Published : Aug. 19, 2011 - 19:06
Bridesmaids (U.S.)
Opening Aug. 25.
Comedy. Directed by Paul Feig. Annie, (Kristen Wiig) whose bakery business just failed, is also having a hard time because of her annoying roommates and her unfulfilling love life. While living a life of misery, her life-long best friend Lillian (Maya Rudolf) gets engaged and asks Annie to be her maid of honor. Annie accepts, and meets her fellow bridesmaids at the engagement party: wealthy, beautiful but brain-dead Helen (Rose Bryne), Lillian’s sexy but blunt cousin Rita (Wendi McLendon-Covey), Becca (Ellie Kemper) who loves to talk, and shameless Megan (Melissa McCarthy). As the women get together and share their ideas for Lillian’s wedding, they realize they all have very different visions. Annie particularly gets jealous of Helen -- who would object to everything Annie suggests about the upcoming wedding -- and her friendship with Lillian.
Coco Chanel & Igor Stravinsky (France)
Opening Aug. 25.
Drama. Directed by Jan Kounen. In 1913, Coco Chanel (Anna Mouglalis) attends Igor Stravinsky (Mads Mikkelsen)’s first performance of “The Rite of Spring” in Paris. The piece receives slashing criticism for its musical dissonance and shocking choreography, but Chanel finds herself being attracted to his music and talent regardless. In 1917, Stravinsky and his family decide to stay in Paris to avoid Russian Revolution. Chanel invites the Stravinsky, along with his wife and children, to live in her Paris mansion. The designer and the composer soon begin an affair. Stravinsky’s wife leaves the house, with much bitterness and sense of betrayal, after she finds out her husband has been unfaithful. Inspired by artistic spirits of one another, Chanel and Stravinsky start to work on their next projects -- which include the legendary Chanel No. 5.
Themselves (Korea)
Opening Sept. 1.
Directed by Yoon Tae-sik. Jin-ee (Kim Jin-ee), a young woman who serves liquor at a bar, finds herself pregnant with her boyfriend who is no longer interested in her. Feeling upset and betrayed, she drives her car with much speed and ends up hitting a teenage boy unintentionally. The boy (Jeon Ji-hwan) turns out to be visually impaired, and asks Jin-ee to take him to random places instead of a hospital. On their way to the destination together, a big-sized woman runs into the car in hopes of killing herself.
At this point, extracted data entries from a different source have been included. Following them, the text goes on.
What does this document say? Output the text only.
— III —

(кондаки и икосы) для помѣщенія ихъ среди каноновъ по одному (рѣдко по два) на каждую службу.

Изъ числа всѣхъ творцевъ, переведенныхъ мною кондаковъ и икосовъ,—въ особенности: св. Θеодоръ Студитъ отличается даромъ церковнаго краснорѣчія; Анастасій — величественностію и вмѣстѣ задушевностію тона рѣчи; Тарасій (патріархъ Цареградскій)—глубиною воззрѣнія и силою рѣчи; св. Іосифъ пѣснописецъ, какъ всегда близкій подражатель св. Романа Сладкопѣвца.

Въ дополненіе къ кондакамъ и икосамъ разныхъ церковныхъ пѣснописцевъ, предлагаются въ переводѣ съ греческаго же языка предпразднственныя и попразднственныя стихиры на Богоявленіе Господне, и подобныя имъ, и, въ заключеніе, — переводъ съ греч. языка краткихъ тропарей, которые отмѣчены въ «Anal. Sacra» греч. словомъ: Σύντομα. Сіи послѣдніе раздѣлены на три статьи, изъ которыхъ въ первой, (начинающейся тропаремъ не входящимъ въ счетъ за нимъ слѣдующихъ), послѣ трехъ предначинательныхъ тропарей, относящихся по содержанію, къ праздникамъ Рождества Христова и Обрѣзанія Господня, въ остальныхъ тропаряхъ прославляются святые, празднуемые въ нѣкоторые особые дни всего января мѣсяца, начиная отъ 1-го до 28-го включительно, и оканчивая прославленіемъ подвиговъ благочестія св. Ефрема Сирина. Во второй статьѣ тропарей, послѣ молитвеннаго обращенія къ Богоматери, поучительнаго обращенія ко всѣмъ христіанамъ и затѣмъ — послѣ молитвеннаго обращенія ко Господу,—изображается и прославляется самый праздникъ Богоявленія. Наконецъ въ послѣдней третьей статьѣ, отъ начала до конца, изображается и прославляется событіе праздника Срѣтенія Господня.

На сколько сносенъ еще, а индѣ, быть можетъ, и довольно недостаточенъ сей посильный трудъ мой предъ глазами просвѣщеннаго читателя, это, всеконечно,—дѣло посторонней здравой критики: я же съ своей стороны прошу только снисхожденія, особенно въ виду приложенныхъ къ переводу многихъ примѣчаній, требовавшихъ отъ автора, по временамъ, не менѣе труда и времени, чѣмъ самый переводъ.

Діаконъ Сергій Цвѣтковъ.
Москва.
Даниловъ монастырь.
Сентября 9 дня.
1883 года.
Helen, the Baby Fox (Japan)
Opened Aug. 18.
Drama. Directed by Keita Kono. Taichi, a little boy who does not have many friends at school, lives with his mother alone. Soon, his working camerawoman mother moves to another town for a project by herself and makes Taichi live with her boyfriend, Yajima, while she is gone. As Taichi lives with Yajima, he finds a fox cub alongside a road in the town. Taichi soon finds out the fox is blind, deaf and mute. He names the fox Helen after Helen Keller, and devotes himself to taking care of the animal. Eventually, Helen learns to drink milk on her own, without the help of Taichi. Yet Helen’s health conditions worsen, mostly because of a tumor in her brain.
Rise of the Planet of the Apes (U.S.)
Opened Aug. 17
Action. Directed by Rupert Wyatt. Will Rodman (James Franco), a San Francisco-based scientist whose father (John Lithgow) suffers from Alzheimer’s, develops a cure for the disease and tests it on apes. Rodman takes one of the tested baby chimpanzees, Caesar (Andy Serkis), to his house and starts to live with him. As time passes by, Caesar’s intelligence level surpasses that of most humans. One day, however, Caesar unintentionally ends up attacking humans while trying to protect Rodman’s ill father, Charles. Authorities order Rodman to place Caesar into a remote cage, where other chimpanzees are housed while being locked up. In the cage, Caesar witnesses how his fellow chimps are being cruelly abused by humans. Deeply disillusioned and enraged, Caesar makes his plan to escape the cage to get Rodman’s Alzheimer’s cure and increase his friends’ intelligence.